Un mari surpris ...

Publié le 25 novembre 2013 par Dubruel

Dès le lycée, j’étais en fait

Une manière de poète

J’avais écrit un volume de vers,

Mais je n’en vendais aucun exemplaire.

Ensuite, j’ai fondé une revue

…Que personne n’a jamais lue.

Puis, je devins amoureux d’Andrée

Et nous fûmes bientôt mariés.

Elle n’avait cure

Que je fusse romancier.

Elle ne pensait qu’aux affaires

Et aux affaires prospères,

Celles qui procurent

Beaucoup d’argent.

Je lui achetai à Nogent

La Librairie des Mousquetaires

Qui devint vite un salon littéraire.

Les lettrés y causaient

Poésie et politique.

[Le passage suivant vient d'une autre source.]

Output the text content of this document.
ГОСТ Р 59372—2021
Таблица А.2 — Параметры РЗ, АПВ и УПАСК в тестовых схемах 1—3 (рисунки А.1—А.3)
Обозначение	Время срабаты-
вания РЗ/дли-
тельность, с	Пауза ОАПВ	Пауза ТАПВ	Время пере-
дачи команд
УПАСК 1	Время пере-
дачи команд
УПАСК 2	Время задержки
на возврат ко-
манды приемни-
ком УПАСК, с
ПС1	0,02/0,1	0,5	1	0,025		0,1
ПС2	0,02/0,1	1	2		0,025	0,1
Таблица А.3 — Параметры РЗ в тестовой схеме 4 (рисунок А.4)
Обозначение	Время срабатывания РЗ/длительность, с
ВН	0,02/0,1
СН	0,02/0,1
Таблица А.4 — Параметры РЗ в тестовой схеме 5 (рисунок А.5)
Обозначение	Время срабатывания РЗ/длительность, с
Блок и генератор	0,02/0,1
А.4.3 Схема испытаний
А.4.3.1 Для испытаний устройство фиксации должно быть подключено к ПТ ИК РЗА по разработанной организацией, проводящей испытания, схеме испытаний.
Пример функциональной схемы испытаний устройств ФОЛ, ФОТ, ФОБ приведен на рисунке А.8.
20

On glosait.

Nos habitués étaient Guy Froment

Un grand garçon,

Un beau garçon,

Aux yeux complimenteurs,

Christian Barbet, professeur,

Deux voisins, Labarre et Marcouset,

Et le général marquis Pierre de Brézé,

Chef du parti royaliste,

Soixante-seize ans, héraldiste.

Ma femme dirigeait la vente.

Moi, dans une pièce attenante,

J’écrivais mon premier roman.

Un jour, en allant chez mon éditeur,

Rue du Sacré-Cœur,

Je marchais derrière une dame

Qui ressemblait à ma femme

Mais je pensais : ‘’ Non, que ferait-elle ici 

Puisqu’elle a entrepris à la librairie

Un nouvel aménagement ? 

Ce n’est pas elle assurément…’’

Mais elle se retourna par hasard :

-« Tiens, te voilà, c’est bizarre, 

…J’étais justement venue

À la menuiserie Cornu

Commander nos étagères. »

(Oh, l’affirmation mensongère !)

-« Tu rentres à la boutique ? »

-« Mais oui, mon cher Eric. »

Pressé, je la quittai et partis.

Pourquoi avait-elle menti ?

J’eus alors le vif sentiment

Qu’elle avait un amant.

Depuis, quand je devais sortir,

Je me disais: ‘’Il va venir, le satyre !’’

J’étais jaloux ; aucune hésitation.

Ha ! Comme j’ai regretté l’Inquisition !

J’aurais écrasé ses mains coupables

Dans des étaux redoutables.

J’aurais crié : -‘’Allons, parle, avoue ! ‘’

-‘’Non !’’ Alors, dans l’eau qui bout,

J’aurais plongé ses pieds

Afin de l’estropier à jamais.

Andrée dinant souvent

Avec des clients

Au Relais du Carrousel,

Rue de Seine,

J’ai acheté le maître d’hôtel.

Et je m’imaginais la scène :

‘’J’entrais. Une table de ce restaurant

Séparait les deux amants.

Le coupable était Froment.

À coups de canne, je l’assommais.’’

Mais,

Quand j’arrivais à la brasserie,

Le garçon vendu me répondit

En m’indiquant une porte dérobée :

-« Ils sont là, dans ce salon privé. »

Le serveur me fit entrer :

Andrée n’embrassait

Pas Froment…mais Brézé !

J’en suis resté abasourdi.

Ma femme s’était amourachée

D’un marquis défraichi !

Les femmes se donnent aux jeunes, aux vieux,

Pourvu qu’ils soient riches ou glorieux.